O Padre Pollet que eu conheço nunca manteve relações amistosas com agentes da administração colonial portuguesa. Por outro lado, duvido que tivesse aceite ser interrogado pelo Sérgio Vieira da FRELIMO, um movimento que passou a detestar tal como fazia em relação ao regime colonial português. A propósito, pergunto: considerando que, nas suas palavras, o padre Pollet permaneceu em Moçambique depois da morte de Mondlane, em que ano e aonde o Senhor SérgioVieira o interrogou? Estando em Moçambique, iria a PIDE/DGS permitir que Pollet visitasse frequentemente países independentes, como Malawi e Tanzania, para se encontrar com “terroristas” da FRELIMO? Estaremos, eu e o Sérgio Vieira, a falar do mesmo Padre Maurício Charles Pollet?
A Sérgio Vieira, que chegou a viver na Tanzânia, obviamente escapou-lhe um pormenor – não ter consultado o mapa de Tanzania antes de lançar a sua mentira sobre o envolvimento do padre Pollet na morte de Eduardo Mondlane: como é que o padre Pollet teria, a partir de Blantyre no Malawi, levado o embrulho para Songea, ao sul de Tanzania e ao norte de Moçambique, sabido que é que estava a missionar em Mbeya? Teria ido no sentido oposto para fazer o quê, tomando em conta todo o perigo que existia de ter que atravessar o Lago Niassa e o território moçambicano, onde foi declarado persona non grata, carregando uma encomenda (livro-bomba) volumosa de 800 páginas?

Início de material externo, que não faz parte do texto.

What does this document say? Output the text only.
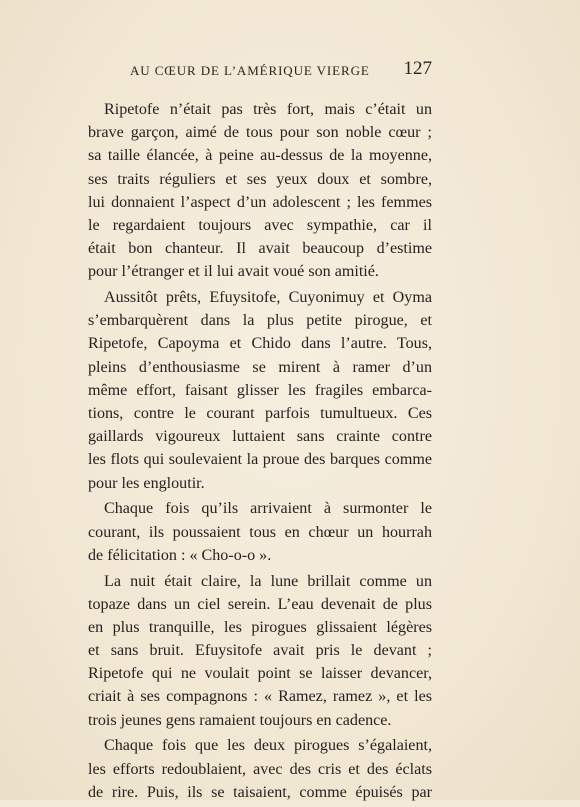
AU CŒUR DE L’AMÉRIQUE VIERGE 127
Ripetofe n’était pas très fort, mais c’était un
brave garçon, aimé de tous pour son noble cœur ;
sa taille élancée, à peine au-dessus de la moyenne,
ses traits réguliers et ses yeux doux et sombre,
lui donnaient l’aspect d’un adolescent ; les femmes
le regardaient toujours avec sympathie, car il
était bon chanteur. Il avait beaucoup d’estime
pour l’étranger et il lui avait voué son amitié.
Aussitôt prêts, Efuysitofe, Cuyonimuy et Oyma
s’embarquèrent dans la plus petite pirogue, et
Ripetofe, Capoyma et Chido dans l’autre. Tous,
pleins d’enthousiasme se mirent à ramer d’un
même effort, faisant glisser les fragiles embarca-
tions, contre le courant parfois tumultueux. Ces
gaillards vigoureux luttaient sans crainte contre
les flots qui soulevaient la proue des barques comme
pour les engloutir.
Chaque fois qu’ils arrivaient à surmonter le
courant, ils poussaient tous en chœur un hourrah
de félicitation : « Cho-o-o ».
La nuit était claire, la lune brillait comme un
topaze dans un ciel serein. L’eau devenait de plus
en plus tranquille, les pirogues glissaient légères
et sans bruit. Efuysitofe avait pris le devant ;
Ripetofe qui ne voulait point se laisser devancer,
criait à ses compagnons : « Ramez, ramez », et les
trois jeunes gens ramaient toujours en cadence.
Chaque fois que les deux pirogues s’égalaient,
les efforts redoublaient, avec des cris et des éclats
de rire. Puis, ils se taisaient, comme épuisés par
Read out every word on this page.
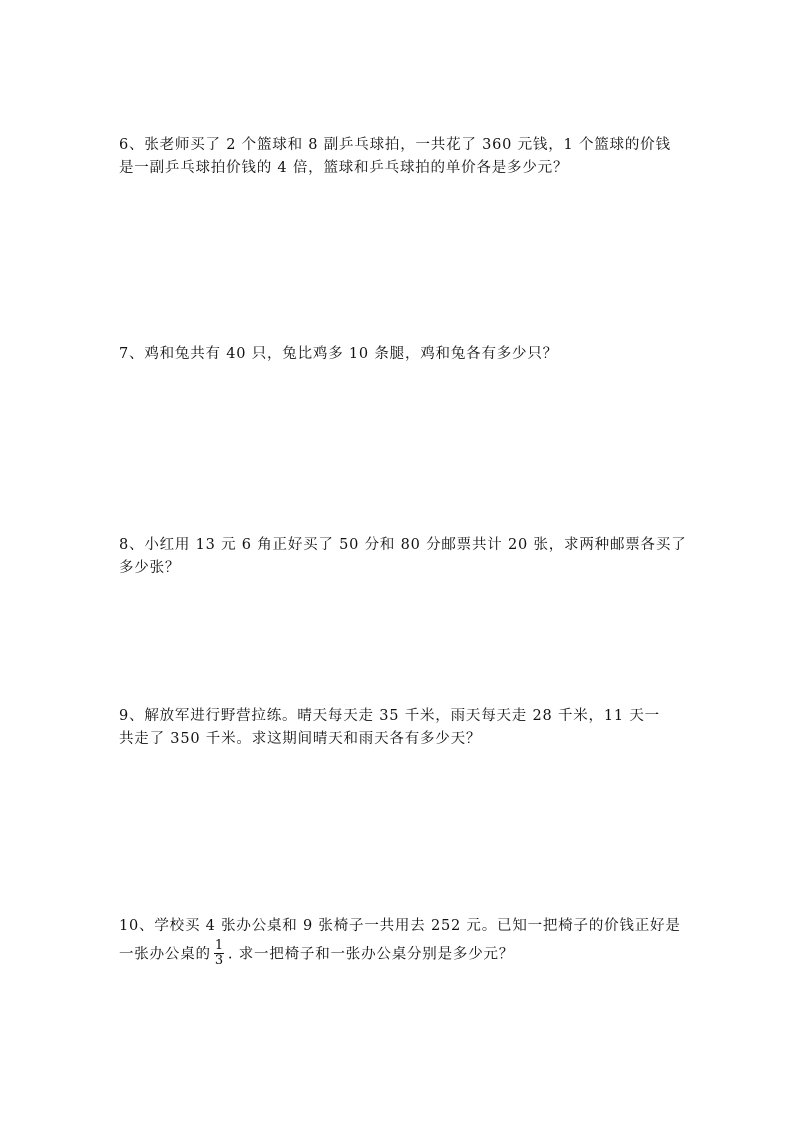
6、张老师买了 2 个篮球和 8 副乒乓球拍，一共花了 360 元钱，1 个篮球的价钱
是一副乒乓球拍价钱的 4 倍，篮球和乒乓球拍的单价各是多少元？
7、鸡和兔共有 40 只，兔比鸡多 10 条腿，鸡和兔各有多少只？
8、小红用 13 元 6 角正好买了 50 分和 80 分邮票共计 20 张，求两种邮票各买了
多少张？
9、解放军进行野营拉练。晴天每天走 35 千米，雨天每天走 28 千米，11 天一
共走了 350 千米。求这期间晴天和雨天各有多少天？
10、学校买 4 张办公桌和 9 张椅子一共用去 252 元。已知一把椅子的价钱正好是
一张办公桌的 $\frac{1}{3}$ . 求一把椅子和一张办公桌分别是多少元？
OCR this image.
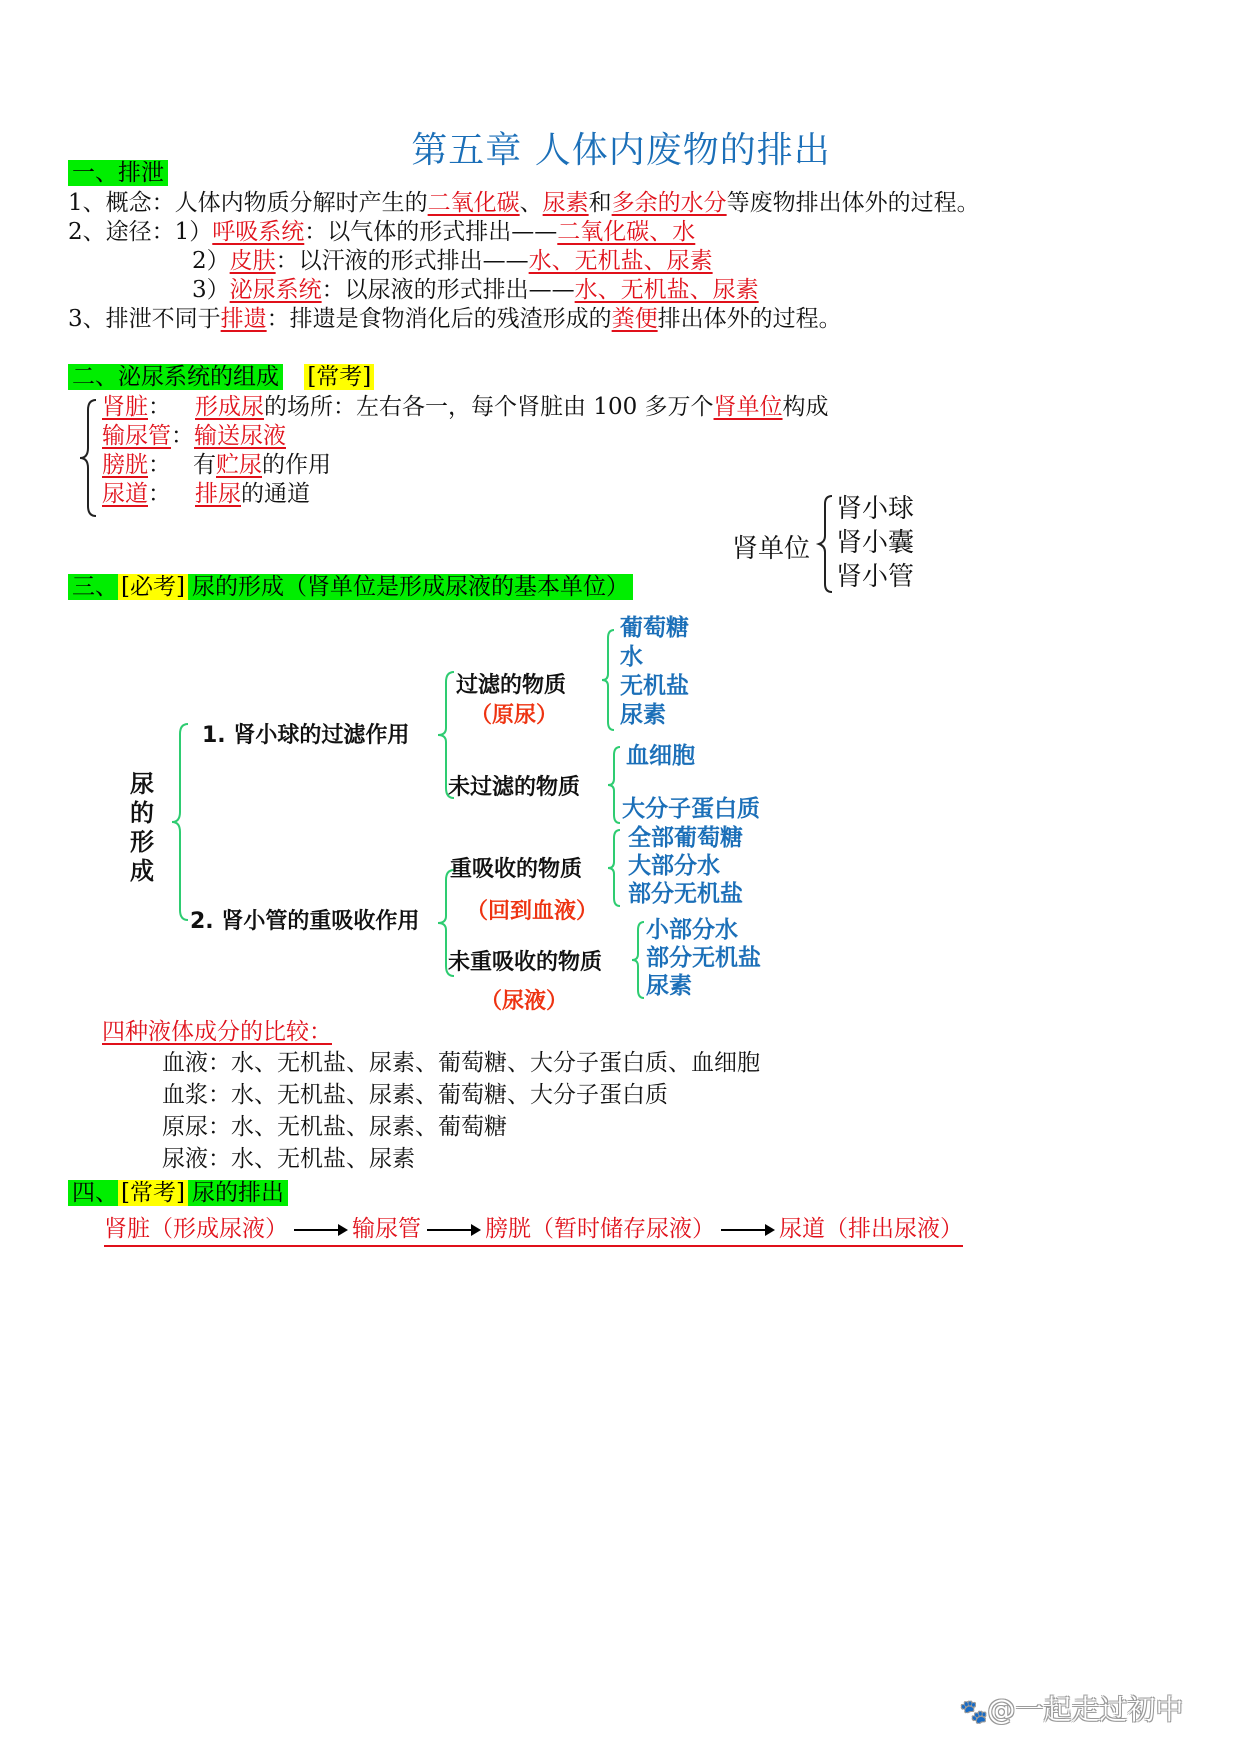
第五章 人体内废物的排出
一、排泄
1、概念：人体内物质分解时产生的二氧化碳、尿素和多余的水分等废物排出体外的过程。
2、途径：1）呼吸系统：以气体的形式排出——二氧化碳、水
2）皮肤：以汗液的形式排出——水、无机盐、尿素
3）泌尿系统：以尿液的形式排出——水、无机盐、尿素
3、排泄不同于排遗：排遗是食物消化后的残渣形成的粪便排出体外的过程。
二、泌尿系统的组成 [常考]
肾脏： 形成尿的场所：左右各一，每个肾脏由 100 多万个肾单位构成
输尿管：输送尿液
膀胱： 有贮尿的作用
尿道： 排尿的通道
肾单位
肾小球
肾小囊
肾小管
三、 [必考] 尿的形成（肾单位是形成尿液的基本单位）
尿的形成
1. 肾小球的过滤作用
2. 肾小管的重吸收作用
过滤的物质
（原尿）
未过滤的物质
葡萄糖
水
无机盐
尿素
血细胞
大分子蛋白质
重吸收的物质
（回到血液）
未重吸收的物质
（尿液）
全部葡萄糖
大部分水
部分无机盐
小部分水
部分无机盐
尿素
四种液体成分的比较：
血液：水、无机盐、尿素、葡萄糖、大分子蛋白质、血细胞
血浆：水、无机盐、尿素、葡萄糖、大分子蛋白质
原尿：水、无机盐、尿素、葡萄糖
尿液：水、无机盐、尿素
四、 [常考] 尿的排出
肾脏（形成尿液）	输尿管	膀胱（暂时储存尿液）	尿道（排出尿液）
🐾@一起走过初中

E iria a PIDE/DGS comprometer uma operação altamente secreta que visava decapitar a liderança de um movimento de libertação, entregando uma peça importantíssima da operação a um inimigo declarado da administração portuguesa?
A quem é que a PIDE/DGS terá feito a entrega das outras encomendas contendo outros volumes da obra de Plekhanov?
No seu artigo supracitado, Barnabé Lucas Ncomo escreve: “Em relatório ao então Secretário de Estado norte americano, datado de Abril de 1969, entre várias coisas que relata sobre os problemas na FRELIMO e a morte de Mondlane, Thomas L. Hughes afirma: ‘Parece bastante certo agora que o livro-bomba que matou Mondlane foi feita localmente e, provavelmente, introduzido localmente no sistema do correio tanzaniano’.”
E para terminar, pergunto: porquê não são publicados os relatórios da Interpol e da CID tanzaniana, sobre o caso para que todos nós estejamos sossegados?
A mentira e as contradições são tão evidentes que é de bradar aos céus.